Bericht uit Berlijn (4)
Het laatste liedje van Bowie zit nu
al weken in mijn hoofd en ik krijg het er waarschijnlijk niet meer uit. Sinds
ik hier drie weken geleden in Berlijn aankwam zing ik het te pas en te onpas en
overal waar ik in de stad ga. Het is onderdeel van de soundtrack van mijn
Berlijn geworden. En niet alleen omdat ik hier ondanks een goede voorbereiding
nog steeds regelmatig verdwaal. Where are
we now, where are we now?
De Duitse camera crew waar ik de
eerste keer mee ga draaien voor de talkshow van Maybrit Illner bij de ZDF heeft
vreemd genoeg de song nog niet gehoord. Terwijl het toch allebei
echte geboren Berliner zijn, de een uit West,
de ander uit Oost. Weten ze dan niet dat een van de grootste iconen uit de popmuziek met een nieuw
nummer een heuse ode aan hun stad heeft gebracht? Nee, dat is ze volledig
ontgaan.
Wat is het toch met dat nummer, dat
het meteen zo aangrijpt vanaf de eerste keer dat je het op de radio hoort? Is
het de manier waarop deze unieke stem uit duizenden de ijzingwekkende stilte van jarenlange afwezigheid doorbreekt? Is het de
wanhoop die er zo schrijnend in doorklinkt, van 'a man
lost in time' die een verwoede poging doet terug te vinden wat voorgoed
verloren lijkt?
Is het het de confronterende, kale
naaktheid van een man op leeftijd die bijna hoorbaar
heeft geworsteld met grote problemen, zoals een oude sessiemuzikant van Bowie
het uitdrukte om er aan toe te voegen dat hij het de eerste keer dat hij de
stem van zijn oude meester weer hoorde niet droog wist te houden. Het nummer
wekt ontroering op, kortom.
Er is het Berlijn van Marlene
Dietrich, het Berlijn van Brecht, het Berlijn van Lou Reed, het Berlijn van
Nick Cave, het Berlijn van U2 en er is het Berlijn van Bowie. "It's a city so easy
to get lost in and found oneself too...".

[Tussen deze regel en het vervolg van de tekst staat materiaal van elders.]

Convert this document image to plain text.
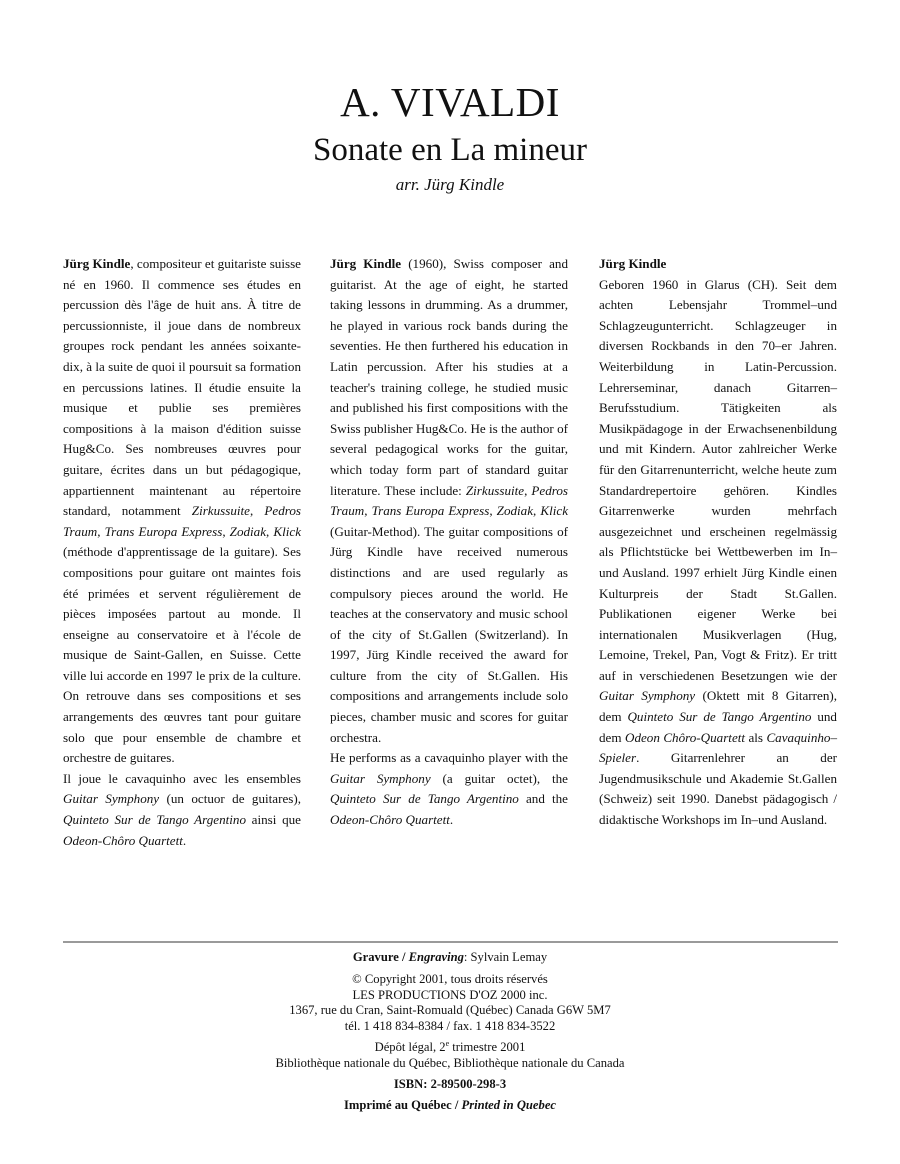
A. VIVALDI
Sonate en La mineur
arr. Jürg Kindle

Jürg Kindle, compositeur et guitariste suisse né en 1960. Il commence ses études en percussion dès l'âge de huit ans. À titre de percussionniste, il joue dans de nombreux groupes rock pendant les années soixante-dix, à la suite de quoi il poursuit sa formation en percussions latines. Il étudie ensuite la musique et publie ses premières compositions à la maison d'édition suisse Hug&Co. Ses nombreuses œuvres pour guitare, écrites dans un but pédagogique, appartiennent maintenant au répertoire standard, notamment Zirkussuite, Pedros Traum, Trans Europa Express, Zodiak, Klick (méthode d'apprentissage de la guitare). Ses compositions pour guitare ont maintes fois été primées et servent régulièrement de pièces imposées partout au monde. Il enseigne au conservatoire et à l'école de musique de Saint-Gallen, en Suisse. Cette ville lui accorde en 1997 le prix de la culture. On retrouve dans ses compositions et ses arrangements des œuvres tant pour guitare solo que pour ensemble de chambre et orchestre de guitares.

Il joue le cavaquinho avec les ensembles Guitar Symphony (un octuor de guitares), Quinteto Sur de Tango Argentino ainsi que Odeon-Chôro Quartett.

Jürg Kindle (1960), Swiss composer and guitarist. At the age of eight, he started taking lessons in drumming. As a drummer, he played in various rock bands during the seventies. He then furthered his education in Latin percussion. After his studies at a teacher's training college, he studied music and published his first compositions with the Swiss publisher Hug&Co. He is the author of several pedagogical works for the guitar, which today form part of standard guitar literature. These include: Zirkussuite, Pedros Traum, Trans Europa Express, Zodiak, Klick (Guitar-Method). The guitar compositions of Jürg Kindle have received numerous distinctions and are used regularly as compulsory pieces around the world. He teaches at the conservatory and music school of the city of St.Gallen (Switzerland). In 1997, Jürg Kindle received the award for culture from the city of St.Gallen. His compositions and arrangements include solo pieces, chamber music and scores for guitar orchestra.

He performs as a cavaquinho player with the Guitar Symphony (a guitar octet), the Quinteto Sur de Tango Argentino and the Odeon-Chôro Quartett.

Jürg Kindle

Geboren 1960 in Glarus (CH). Seit dem achten Lebensjahr Trommel–und Schlagzeugunterricht. Schlagzeuger in diversen Rockbands in den 70–er Jahren. Weiterbildung in Latin-Percussion. Lehrerseminar, danach Gitarren–Berufsstudium. Tätigkeiten als Musikpädagoge in der Erwachsenenbildung und mit Kindern. Autor zahlreicher Werke für den Gitarrenunterricht, welche heute zum Standardrepertoire gehören. Kindles Gitarrenwerke wurden mehrfach ausgezeichnet und erscheinen regelmässig als Pflichtstücke bei Wettbewerben im In–und Ausland. 1997 erhielt Jürg Kindle einen Kulturpreis der Stadt St.Gallen. Publikationen eigener Werke bei internationalen Musikverlagen (Hug, Lemoine, Trekel, Pan, Vogt & Fritz). Er tritt auf in verschiedenen Besetzungen wie der Guitar Symphony (Oktett mit 8 Gitarren), dem Quinteto Sur de Tango Argentino und dem Odeon Chôro-Quartett als Cavaquinho–Spieler. Gitarrenlehrer an der Jugendmusikschule und Akademie St.Gallen (Schweiz) seit 1990. Danebst pädagogisch / didaktische Workshops im In–und Ausland.

Gravure / Engraving: Sylvain Lemay
© Copyright 2001, tous droits réservés
LES PRODUCTIONS D'OZ 2000 inc.
1367, rue du Cran, Saint-Romuald (Québec) Canada G6W 5M7
tél. 1 418 834-8384 / fax. 1 418 834-3522
Dépôt légal, 2e trimestre 2001
Bibliothèque nationale du Québec, Bibliothèque nationale du Canada
ISBN: 2-89500-298-3
Imprimé au Québec / Printed in Quebec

Halverwege jaren 70 monsterde hij
hier aan, naar het schijnt aan het einde van zijn latijn, volledig gesloopt
door seks, drugs en rock 'n roll. Hij kwam naar Berlijn om op krachten te
komen, maar zou er zijn artistieke glorietijd beleven door albums als Low en Heroes in de beroemde Hansa-Studio's op te nemen. De Muur stond er
toen nog, in de studio's keken ze er op uit, hij liep vlakbij en droeg
waarschijnlijk bij aan de donkere sfeer van de muziek. Het verliefde stel dat
elkaar aan de Muur kust uit Heroes
zou hij daar hebben gezien.
In de nieuwe song worden een aantal
markante plekken uit Bowie's Berlijnse periode genoemd, met name de
legendarische voormalige jaren 80 discotheek de Dschungel aan de Nürnberger
straβe. Een club uit de hoogtijdagen van de disco, alles in glitter en glamour
New York stijl. Na de Wende ging het
snel bergafwaarts met de club, het was niet bestand tegen de grote techno trek
naar het Oosten. Op de nog bewaard gebleven internationale VIP gastenlijst
prijkt precies één Nederlandse naam, die van Herman Brood, hoe kan het ook
anders.
Hoe Bowie die ene regel zingt, hoe
hij die ene naam uitspreekt! In een voor hem wereldvreemde taal met dat
onverwoestbare Britse accent, een woord dat in klank en betekenis toch zo
dichtbij jungle ligt, het is
wonderbaarlijk. Daar zit zoveel heimwee in,
verloren gewaande herinneringen, een verzuchting van pijn en verlangen, alles
gedrenkt in diepe Weltschmerz.
Helaas is er niet veel van de Dschungel
zelf over, het is volledig opgeslokt door een mega hotel. Het binnen interieur
is daarvoor destijds ook volledig afgebroken. Dus van de beroemde wenteltrap,
de fontein en het aquarium is niets meer over. Ik kan zelfs de deur als ingang
van de Dschungel niet meer lokaliseren. Verdwenen in de mist van de tijd.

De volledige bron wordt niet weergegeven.